I'm using a free plan of firebase storage. All working good but the image not loading on my flutter web.

I'm getting this error.

Access to XMLHttpRequest at 'https://firebasestorage.googleapis.com/v0/b/sap-app-8318e.appspot.com/o/cover%2Fimage_cropper_028D7F16-0161-4E90-B40D-EE47D310F322-5339-000003697F67306C.jpg?alt=media&token=313475a9-9728-4e61-97da-f5d5534bb008' from origin 'https://sap.nextcardpro.com' has been blocked by CORS policy: No 'Access-Control-Allow-Origin' header is present on the requested resource.
firebasestorage.googleapis.com/v0/b/sap-app-8318e.appspot.com/o/cover%2Fimage_cropper_028D7F16-0161-4E90-B40D-EE47D310F322-5339-000003697F67306C.jpg?alt=media&token=313475a9-9728-4e61-97da-f5d5534bb008:1

I searched on google everyone told need to allow CORS Access from firebase, but how can I have to add it. but how can I add it to my free firebase plan?

[
    {
      "origin": ["*"],
      "responseHeader": ["Content-Type"],
      "method": ["GET", "HEAD", "DELETE"],
      "maxAgeSeconds": 3600
    }
]

I had a similar problem and as always, it took me few hours to fix but the solution is as always simple and easy.

When you run this command flutter run -d chrome --web-renderer canvaskit --no-sound-null-safety app will run and everything works fine and pixel-perfect but sadly network images failed to load. When you inspect the app look into console you will see this beautiful error

(Blocked by CORS policy) : No ‘Access-Control: Allow-Origin’ header is present on the requested resource.

What is CORS?

CORS stands for (Cross-Origin-Resource-Sharing). CORS is a browser security feature that restricts Cross-origin HTTP requests that are initiated from scripts running in the browser.

Now how to fix CORS issue? And displaying images from any other domain or from Firebase Storage. The answer is very simple follow me with the steps below

1. Open the GCP console you will see the screen below

2. Now select your project and click on the dashboard Button.

3. Start a cloud terminal by clicking the >_ icon button in the top navbar as you can see in the below image

4. Click on the open editor button and (wait for few seconds)

5. Now click on 3 (...) dot and create new file and named it cors.json like you can see in the below image

6. Copy and paste the this code

   [ { "origin": ["*"], "method": ["GET"], "maxAgeSeconds": 3600 } ]

In the code you notice i set the origin * which means that every website can display your images. But you can also insert the domain of your website there to restrict the access.

7. Now run the command : gsutil cors set cors.json gs://your-bucket When you run gsutil cors set cors.json gs://your-bucket you will get beautiful error (‘gsutil ServiceException: 401 Anonymous caller does not have storage.objects.list access to bucket’) it’s mean you need to login first.
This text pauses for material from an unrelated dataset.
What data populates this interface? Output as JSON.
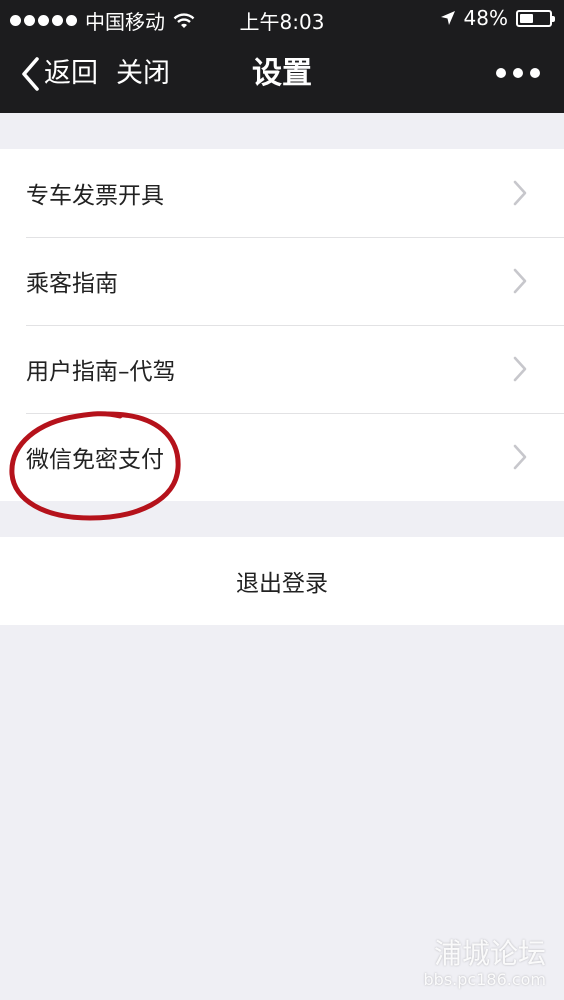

8. Run this command gcloud auth login and login into gcloud

9. Now again run this command gsutil cors set cors.json gs://your-bucket

if you want to read more about CORS: https://cloud.google.com/storage/docs/configuring-cors

If somebody has a problem with installing gsutil. It will not work with python 3.10 which is the most recent one. You have to install a previous one, which version number starts with 3.7

like this one: download python 3.7.9

I implemented this solution by issuing two of the commands from the linked solution:

echo '[{"origin": ["*"],"responseHeader": ["Content-Type"],"method": ["GET", "HEAD"],"maxAgeSeconds": 3600}]' > cors-config.json

This created the json configuration file. Next I needed to update the configuration for the specific bucket by issuing the second command and substituting the name of my storage bucket...

gsutil cors set cors-config.json gs://YOUR_BUCKET_NAME

Once I completed these two steps I was able to access and download files.